It was striking half-past three in the morning as the Knights slipped out in silence to go to their homes; gliding close to the walls of the houses without making the least noise, shod as they were in list shoes. Max slowly returned to the place Saint-Jean, situated in the upper part of the town, between the port Saint-Jean and the port Vilatte, the quarter of the rich bourgeoisie. Maxence Gilet had concealed his fears, but the news had struck home. His experience on the hulks at Cabrera had taught him a dissimulation as deep and thorough as his corruption. First, and above all else, the forty thousand francs a year from landed property which old Rouget owned was, let it be clearly understood, the constituent element of Max’s passion for Flore Brazier. By his present bearing it is easy to see how much confidence the woman had given him in the financial future she expected to obtain through the infatuation of the old bachelor. Nevertheless, the news of the arrival of the legitimate heirs was of a nature to shake Max’s faith in Flore’s influence. Rouget’s savings, accumulating during the last seventeen years, still stood in his own name; and even if the will, which Flore declared had long been made in her favor, were revoked, these savings at least might be secured by putting them in the name of Mademoiselle Brazier.

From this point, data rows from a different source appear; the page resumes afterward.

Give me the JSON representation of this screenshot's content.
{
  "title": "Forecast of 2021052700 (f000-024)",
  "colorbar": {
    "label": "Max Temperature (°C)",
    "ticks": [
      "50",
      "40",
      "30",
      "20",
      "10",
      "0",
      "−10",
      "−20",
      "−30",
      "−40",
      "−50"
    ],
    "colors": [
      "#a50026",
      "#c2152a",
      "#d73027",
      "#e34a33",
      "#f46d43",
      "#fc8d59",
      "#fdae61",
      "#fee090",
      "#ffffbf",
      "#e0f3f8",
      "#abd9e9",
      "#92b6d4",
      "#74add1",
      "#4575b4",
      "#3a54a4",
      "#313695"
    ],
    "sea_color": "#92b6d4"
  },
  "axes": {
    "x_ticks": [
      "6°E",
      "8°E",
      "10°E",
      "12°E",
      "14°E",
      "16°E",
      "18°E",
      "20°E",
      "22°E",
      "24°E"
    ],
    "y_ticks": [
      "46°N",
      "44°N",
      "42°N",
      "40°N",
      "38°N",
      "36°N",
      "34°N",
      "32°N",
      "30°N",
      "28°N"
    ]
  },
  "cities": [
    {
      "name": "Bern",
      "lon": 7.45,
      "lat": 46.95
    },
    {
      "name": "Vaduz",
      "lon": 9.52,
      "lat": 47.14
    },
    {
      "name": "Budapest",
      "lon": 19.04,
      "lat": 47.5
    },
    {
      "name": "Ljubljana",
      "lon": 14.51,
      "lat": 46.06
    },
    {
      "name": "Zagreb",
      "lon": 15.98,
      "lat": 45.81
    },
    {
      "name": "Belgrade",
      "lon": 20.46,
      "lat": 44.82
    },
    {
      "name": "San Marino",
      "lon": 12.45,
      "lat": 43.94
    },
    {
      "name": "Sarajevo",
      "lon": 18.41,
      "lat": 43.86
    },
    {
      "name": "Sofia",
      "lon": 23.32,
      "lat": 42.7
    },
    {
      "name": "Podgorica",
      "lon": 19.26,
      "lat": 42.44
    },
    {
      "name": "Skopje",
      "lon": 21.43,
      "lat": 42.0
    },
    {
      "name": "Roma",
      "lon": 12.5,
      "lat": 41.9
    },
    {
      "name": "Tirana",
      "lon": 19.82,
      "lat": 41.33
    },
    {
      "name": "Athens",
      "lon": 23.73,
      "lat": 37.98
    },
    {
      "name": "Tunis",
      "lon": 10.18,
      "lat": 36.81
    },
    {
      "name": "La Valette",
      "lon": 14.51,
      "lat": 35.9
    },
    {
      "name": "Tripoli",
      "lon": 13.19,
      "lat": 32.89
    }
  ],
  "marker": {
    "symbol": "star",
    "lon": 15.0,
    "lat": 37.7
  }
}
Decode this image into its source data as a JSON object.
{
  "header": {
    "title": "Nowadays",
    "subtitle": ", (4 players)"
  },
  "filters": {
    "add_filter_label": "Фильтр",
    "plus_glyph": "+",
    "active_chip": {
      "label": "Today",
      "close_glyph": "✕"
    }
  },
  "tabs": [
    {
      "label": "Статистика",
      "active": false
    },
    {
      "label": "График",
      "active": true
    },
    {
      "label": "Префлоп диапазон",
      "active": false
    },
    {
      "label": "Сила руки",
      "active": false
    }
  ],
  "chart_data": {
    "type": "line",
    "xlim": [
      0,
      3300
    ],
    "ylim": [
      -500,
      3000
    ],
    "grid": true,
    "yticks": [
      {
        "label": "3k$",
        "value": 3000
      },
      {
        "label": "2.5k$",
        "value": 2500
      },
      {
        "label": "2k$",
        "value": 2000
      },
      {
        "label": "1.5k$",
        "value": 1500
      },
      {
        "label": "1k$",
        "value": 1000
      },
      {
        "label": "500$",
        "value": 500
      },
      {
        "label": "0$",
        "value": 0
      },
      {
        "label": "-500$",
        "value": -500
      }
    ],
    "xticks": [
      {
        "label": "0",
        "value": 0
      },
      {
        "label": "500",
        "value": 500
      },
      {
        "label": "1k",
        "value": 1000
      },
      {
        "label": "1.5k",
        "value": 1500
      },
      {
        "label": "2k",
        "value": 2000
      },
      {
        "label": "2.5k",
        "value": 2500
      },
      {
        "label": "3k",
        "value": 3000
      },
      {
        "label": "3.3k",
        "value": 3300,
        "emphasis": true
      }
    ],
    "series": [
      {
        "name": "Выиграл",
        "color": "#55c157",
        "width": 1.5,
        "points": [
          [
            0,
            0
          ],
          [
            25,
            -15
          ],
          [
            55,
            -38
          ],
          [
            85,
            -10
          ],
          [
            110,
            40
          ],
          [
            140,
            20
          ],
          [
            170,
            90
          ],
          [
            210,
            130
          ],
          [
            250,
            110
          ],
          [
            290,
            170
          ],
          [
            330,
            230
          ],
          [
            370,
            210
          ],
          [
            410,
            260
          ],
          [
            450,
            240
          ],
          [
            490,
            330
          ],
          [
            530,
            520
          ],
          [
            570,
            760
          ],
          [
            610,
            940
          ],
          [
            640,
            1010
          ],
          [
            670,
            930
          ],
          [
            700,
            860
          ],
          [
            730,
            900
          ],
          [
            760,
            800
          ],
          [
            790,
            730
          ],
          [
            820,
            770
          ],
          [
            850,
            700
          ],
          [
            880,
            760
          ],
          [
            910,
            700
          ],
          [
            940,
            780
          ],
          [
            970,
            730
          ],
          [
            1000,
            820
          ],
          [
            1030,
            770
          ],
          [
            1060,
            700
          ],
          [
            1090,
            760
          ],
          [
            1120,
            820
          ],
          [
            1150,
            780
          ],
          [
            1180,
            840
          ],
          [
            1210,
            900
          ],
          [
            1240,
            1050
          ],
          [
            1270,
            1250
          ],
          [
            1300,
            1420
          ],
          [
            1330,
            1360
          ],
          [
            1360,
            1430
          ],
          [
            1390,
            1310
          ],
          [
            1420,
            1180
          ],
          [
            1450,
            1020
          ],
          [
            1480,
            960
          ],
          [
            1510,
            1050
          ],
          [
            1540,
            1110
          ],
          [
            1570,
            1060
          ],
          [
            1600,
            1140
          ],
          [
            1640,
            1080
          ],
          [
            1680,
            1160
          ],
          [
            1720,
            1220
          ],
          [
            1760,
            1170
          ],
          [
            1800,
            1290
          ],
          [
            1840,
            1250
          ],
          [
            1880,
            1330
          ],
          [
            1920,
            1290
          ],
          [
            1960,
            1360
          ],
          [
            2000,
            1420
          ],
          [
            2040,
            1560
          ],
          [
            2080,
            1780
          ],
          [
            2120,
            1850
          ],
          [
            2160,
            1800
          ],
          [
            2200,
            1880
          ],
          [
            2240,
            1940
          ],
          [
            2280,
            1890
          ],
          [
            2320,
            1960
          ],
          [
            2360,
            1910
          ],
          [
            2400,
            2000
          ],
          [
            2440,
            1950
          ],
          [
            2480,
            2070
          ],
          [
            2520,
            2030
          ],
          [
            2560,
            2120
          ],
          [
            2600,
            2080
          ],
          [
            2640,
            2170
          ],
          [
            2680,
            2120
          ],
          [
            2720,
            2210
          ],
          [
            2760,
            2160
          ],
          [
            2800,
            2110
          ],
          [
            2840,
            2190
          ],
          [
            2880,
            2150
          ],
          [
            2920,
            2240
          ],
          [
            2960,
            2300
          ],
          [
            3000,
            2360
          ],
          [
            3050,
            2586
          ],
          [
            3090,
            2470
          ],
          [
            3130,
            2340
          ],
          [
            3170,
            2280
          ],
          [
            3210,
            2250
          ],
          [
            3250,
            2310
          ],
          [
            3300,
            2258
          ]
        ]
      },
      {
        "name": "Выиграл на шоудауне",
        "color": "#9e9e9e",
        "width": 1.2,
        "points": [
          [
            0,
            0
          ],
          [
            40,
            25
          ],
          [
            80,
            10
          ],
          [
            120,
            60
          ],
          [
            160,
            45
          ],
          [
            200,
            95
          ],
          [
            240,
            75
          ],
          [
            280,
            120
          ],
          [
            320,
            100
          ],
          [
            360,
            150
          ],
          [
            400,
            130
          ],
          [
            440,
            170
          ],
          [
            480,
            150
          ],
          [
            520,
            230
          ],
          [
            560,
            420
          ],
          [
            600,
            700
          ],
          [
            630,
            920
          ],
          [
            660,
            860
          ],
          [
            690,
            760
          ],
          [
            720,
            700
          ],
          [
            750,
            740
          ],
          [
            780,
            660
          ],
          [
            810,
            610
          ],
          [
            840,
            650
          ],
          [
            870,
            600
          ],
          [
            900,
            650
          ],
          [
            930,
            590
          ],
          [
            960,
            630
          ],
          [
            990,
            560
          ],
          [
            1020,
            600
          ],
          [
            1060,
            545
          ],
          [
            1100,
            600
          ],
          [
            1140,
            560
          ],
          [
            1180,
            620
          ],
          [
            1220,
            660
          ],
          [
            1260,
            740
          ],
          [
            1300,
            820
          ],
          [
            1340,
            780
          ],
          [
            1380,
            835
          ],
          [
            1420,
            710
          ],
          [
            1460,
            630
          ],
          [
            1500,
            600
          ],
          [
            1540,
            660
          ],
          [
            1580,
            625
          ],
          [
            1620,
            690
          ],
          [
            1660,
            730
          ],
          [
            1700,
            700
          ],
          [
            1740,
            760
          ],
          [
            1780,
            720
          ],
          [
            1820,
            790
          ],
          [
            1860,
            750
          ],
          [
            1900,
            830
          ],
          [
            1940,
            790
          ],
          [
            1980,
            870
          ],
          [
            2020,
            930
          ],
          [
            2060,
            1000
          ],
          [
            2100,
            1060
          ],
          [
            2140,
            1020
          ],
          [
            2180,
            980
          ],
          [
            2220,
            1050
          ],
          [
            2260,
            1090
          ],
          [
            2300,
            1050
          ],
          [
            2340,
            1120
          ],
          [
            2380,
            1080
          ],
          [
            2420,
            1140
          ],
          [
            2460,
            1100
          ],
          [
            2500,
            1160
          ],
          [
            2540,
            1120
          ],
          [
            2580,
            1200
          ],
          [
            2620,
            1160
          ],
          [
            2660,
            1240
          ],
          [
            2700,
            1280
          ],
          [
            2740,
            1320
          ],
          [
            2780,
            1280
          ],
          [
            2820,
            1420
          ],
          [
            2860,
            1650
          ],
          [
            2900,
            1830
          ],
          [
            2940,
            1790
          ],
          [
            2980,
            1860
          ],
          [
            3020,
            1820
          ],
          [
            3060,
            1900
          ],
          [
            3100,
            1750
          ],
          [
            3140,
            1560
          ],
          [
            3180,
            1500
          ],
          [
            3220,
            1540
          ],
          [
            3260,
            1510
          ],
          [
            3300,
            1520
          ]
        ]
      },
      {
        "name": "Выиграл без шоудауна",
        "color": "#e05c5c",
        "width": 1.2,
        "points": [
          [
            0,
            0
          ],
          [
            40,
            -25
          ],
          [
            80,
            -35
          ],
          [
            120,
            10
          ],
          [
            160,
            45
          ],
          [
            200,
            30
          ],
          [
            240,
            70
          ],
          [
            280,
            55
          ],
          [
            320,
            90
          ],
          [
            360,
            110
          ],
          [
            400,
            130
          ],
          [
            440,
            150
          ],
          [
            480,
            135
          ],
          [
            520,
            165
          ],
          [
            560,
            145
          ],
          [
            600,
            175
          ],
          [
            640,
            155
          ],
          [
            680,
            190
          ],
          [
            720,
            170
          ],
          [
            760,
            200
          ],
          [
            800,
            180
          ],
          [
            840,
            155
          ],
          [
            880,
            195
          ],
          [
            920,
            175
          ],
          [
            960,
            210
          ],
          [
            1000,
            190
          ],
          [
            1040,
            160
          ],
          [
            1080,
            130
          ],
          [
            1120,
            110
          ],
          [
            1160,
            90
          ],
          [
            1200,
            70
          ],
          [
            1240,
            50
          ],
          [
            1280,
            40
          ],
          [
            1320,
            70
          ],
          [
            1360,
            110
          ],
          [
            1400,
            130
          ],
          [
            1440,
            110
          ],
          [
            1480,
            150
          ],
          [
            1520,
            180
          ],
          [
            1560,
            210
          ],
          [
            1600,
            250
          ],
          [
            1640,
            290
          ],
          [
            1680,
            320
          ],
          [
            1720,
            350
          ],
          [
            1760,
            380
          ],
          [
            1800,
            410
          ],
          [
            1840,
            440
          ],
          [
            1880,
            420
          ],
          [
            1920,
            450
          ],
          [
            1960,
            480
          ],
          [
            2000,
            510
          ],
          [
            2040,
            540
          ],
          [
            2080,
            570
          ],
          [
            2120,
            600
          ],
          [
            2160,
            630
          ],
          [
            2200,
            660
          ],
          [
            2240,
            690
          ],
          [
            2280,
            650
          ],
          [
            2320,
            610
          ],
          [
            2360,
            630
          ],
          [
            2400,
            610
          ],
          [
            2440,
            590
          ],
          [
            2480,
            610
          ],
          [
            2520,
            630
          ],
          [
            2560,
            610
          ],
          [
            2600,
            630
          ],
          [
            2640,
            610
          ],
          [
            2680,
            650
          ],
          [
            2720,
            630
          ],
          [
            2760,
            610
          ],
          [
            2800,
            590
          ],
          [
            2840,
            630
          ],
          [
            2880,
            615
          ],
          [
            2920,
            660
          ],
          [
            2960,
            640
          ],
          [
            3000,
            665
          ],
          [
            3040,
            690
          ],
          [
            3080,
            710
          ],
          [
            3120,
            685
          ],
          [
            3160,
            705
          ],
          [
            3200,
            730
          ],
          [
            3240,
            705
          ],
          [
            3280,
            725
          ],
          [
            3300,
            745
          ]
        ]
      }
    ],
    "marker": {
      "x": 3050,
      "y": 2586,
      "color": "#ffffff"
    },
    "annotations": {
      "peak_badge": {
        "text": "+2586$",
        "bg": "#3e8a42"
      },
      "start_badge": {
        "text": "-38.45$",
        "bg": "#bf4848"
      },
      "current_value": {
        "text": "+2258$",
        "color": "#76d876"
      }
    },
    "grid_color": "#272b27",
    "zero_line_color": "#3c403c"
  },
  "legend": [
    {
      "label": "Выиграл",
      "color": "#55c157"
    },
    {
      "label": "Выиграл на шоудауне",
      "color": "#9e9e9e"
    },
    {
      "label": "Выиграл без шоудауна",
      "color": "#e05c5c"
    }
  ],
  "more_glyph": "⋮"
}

“That fool of a girl never told me, in all these seven years, a word about the sister and nephews!” cried Max, turning from the rue de la Marmouse into the rue l’Avenier. “Seven hundred and fifty thousand francs placed with different notaries at Bourges, and Vierzon, and Chateauroux, can’t be turned into money and put into the Funds in a week, without everybody knowing it in this gossiping place! The most important thing is to get rid of these relations; as soon as they are driven away we ought to make haste to secure the property. I must think it over.”
Max was tired. By the help of a pass-key, he let himself into Pere Rouget’s house, and went to bed without making any noise, saying to himself,—
“To-morrow, my thoughts will be clear.”
It is now necessary to relate where the sultana of the place Saint-Jean picked up the nickname of “Rabouilleuse,” and how she came to be the quasi-mistress of Jean-Jacques Rouget’s home.
As old Doctor Rouget, the father of Jean-Jacques and Madame Bridau, advanced in years, he began to perceive the nonentity of his son; he then treated him harshly, trying to break him into a routine that might serve in place of intelligence. He thus, though unconsciously, prepared him to submit to the yoke of the first tyranny that threw its halter over his head.